After nearly 20 years in big Tokyo I was feeling burned out in my not-so-successful "career" in the service industry, knocking on several ceilings....so after a chance discovery of cheap old farmhouses we set out towards the countryside - but still close enough for my wife to further pursue her working live, commuting by Shinkansen while I would take care of the house and kids and build my own little cafe at home...
Our first bump came when we realized that the bank wasn't willing to give a loan for an old rundown house on some worthless property in the "Hinterland". So, we changed plans and will be building a new house. We already bought the plot last year, with about 400 square meters size, and I have started the vegetable garden beforehand, next project will be the garden house.

08 December, 2011

Making Progress- with Detours

Last week our little Hannah, now 1 year two months old, came down with high fever that was finally diagnosed as three-day-fever, roseola.  It is one of those diseases that little kids go through once and than the body becomes immune.
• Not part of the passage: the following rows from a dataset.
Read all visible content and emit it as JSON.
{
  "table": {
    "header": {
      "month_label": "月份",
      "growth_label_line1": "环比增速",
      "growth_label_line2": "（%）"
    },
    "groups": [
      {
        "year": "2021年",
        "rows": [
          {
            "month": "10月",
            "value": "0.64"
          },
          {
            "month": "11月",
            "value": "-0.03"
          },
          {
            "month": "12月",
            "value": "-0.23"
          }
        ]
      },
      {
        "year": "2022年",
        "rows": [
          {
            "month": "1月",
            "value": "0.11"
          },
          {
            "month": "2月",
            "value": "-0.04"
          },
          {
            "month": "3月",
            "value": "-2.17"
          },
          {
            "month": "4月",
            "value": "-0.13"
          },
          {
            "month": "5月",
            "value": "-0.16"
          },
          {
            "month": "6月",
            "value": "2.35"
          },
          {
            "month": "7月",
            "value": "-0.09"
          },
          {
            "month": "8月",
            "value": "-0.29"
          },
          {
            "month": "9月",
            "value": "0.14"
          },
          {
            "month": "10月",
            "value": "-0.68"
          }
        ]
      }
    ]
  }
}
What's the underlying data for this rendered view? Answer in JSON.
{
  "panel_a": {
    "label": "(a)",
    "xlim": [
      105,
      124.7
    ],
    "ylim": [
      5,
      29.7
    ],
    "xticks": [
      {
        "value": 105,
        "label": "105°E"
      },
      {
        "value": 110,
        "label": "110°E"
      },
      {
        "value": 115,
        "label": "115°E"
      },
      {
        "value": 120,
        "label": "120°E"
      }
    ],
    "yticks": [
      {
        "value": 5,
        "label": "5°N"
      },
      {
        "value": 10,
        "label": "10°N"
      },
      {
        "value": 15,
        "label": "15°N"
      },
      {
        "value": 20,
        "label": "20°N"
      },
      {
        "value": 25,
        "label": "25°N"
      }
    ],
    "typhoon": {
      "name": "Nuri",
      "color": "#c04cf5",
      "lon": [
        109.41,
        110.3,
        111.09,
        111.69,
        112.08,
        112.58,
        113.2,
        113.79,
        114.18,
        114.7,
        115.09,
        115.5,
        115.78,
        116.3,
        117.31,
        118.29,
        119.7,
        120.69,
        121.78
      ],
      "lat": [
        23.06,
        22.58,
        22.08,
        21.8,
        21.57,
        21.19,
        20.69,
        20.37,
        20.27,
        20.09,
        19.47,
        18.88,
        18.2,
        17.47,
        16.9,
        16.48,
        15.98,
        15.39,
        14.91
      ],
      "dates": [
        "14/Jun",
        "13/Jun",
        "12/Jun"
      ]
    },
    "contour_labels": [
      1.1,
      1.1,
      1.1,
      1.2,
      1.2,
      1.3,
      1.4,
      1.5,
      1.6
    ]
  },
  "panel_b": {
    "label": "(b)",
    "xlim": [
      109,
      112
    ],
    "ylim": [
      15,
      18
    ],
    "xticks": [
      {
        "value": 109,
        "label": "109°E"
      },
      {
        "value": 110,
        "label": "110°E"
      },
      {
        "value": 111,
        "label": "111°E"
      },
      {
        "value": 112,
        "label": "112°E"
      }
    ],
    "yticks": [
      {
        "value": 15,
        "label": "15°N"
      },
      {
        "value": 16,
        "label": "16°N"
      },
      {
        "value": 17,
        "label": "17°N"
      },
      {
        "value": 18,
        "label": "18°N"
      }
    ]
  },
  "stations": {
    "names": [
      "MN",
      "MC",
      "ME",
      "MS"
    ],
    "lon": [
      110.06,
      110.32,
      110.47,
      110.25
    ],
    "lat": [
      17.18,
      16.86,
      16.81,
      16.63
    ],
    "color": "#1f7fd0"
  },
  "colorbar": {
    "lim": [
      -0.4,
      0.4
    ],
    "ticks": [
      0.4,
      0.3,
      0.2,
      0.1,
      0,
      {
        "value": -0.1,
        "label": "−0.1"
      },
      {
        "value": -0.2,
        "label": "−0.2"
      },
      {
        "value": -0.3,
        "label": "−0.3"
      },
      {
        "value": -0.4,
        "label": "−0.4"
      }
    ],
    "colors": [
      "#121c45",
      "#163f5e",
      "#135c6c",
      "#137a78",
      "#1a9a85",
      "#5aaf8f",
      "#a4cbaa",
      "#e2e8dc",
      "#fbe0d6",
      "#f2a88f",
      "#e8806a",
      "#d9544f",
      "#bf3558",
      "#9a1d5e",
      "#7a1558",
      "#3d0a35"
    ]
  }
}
Nevertheless it is heartbreaking to see such a lively happy little kid become weak and listless, not having much appetite either. So I stayed at home the whole week, tending to her or holding her while she was sleeping in my arms.

It looks like winter is marching towards us and I still haven't finished the front side of the garden house! I worked on it this week and finished the two brick compartments. It didn't turn out quite the way I had imagined, but it still looks good enough to me, and to the unknowing Japanese it looks even better. I had drawn up some designs beforehand, but when starting I realized that these bricks where not in a 3 to 1 width to height that I had thought them to be, poor measurement and mathematics on my side. It's been more than 20 years that I did masons work, so there are a few things I don't remember or only half.

But for some reasons I still remembered how to make these "mason's corner" to stretch a string across to follow after without having to drive nails into the wood.

On Tuesday, I had a "detour": close to our plot is a piece of land where people can leave cut-off tree trunks for other persons to take home and make into fire wood. This year it had been empty the whole time but driving by it in the morning I saw lot of trunks there. So I emptied our car, fit in a blue-sheet and started hauling of the pieces I could handle. And than my eyes fell onto a beautiful tree stump, nearly square at the bottom, about 1m in height where it was going off into two trunks. It looked perfect for a chop block! Only problem was how to get it into the car, as it was probably above 100 kg in weight. I nearly gave up on it but than had the idea of building a ramp out of the thinner trunks lying around. So I started "rolling" the beast towards it and than slowly up. Real slow, because every push felt like having to fight a Sumo ringer with my feet slipping and me fast running out of breath.

Finally I had it on top, put a heap of logs to the side to stand the stump up on which was another battle in itself, backed the car up against it and pushed it inside, more or less, because the widening bottom was impossible to get in. With the stump looking out of the back I slowly drove it to the far end of the garden and heaved it out again. Using a long trunk as a lever I was able to push it of the road, but there are still another slightly uphill 10 meters until its final place...

And yesterday I had the second "detour" of this week, when my friendly neighbor came over and suggested to cut off the high weed that was still covering most of the garden with his engine-powered weed-cutter. These are a very common sight to see also I personally had never used one before. So he started at the sides (as fire control in his words) and after I had seen it in action, I took over and cut off the whole stuff. In many places it had been about 1.5 meters high, leaving the Garden House nearly unseen from the road, but now that the plot lies barren, the house is easily spotted from afar.

Having finished the brick works I cleaned the inside today and lay some floor boards I had gotten from the near by guest house as it was being demolished. They had been used as a outside wall covering, heavily painted on. So I put the outside on the bottom and had the raw inside facing up, which also worked quite nicely with the bends. They are single grooved, making them stick together very smooth.
And finally I can walk inside the house without worry to crash through the floor!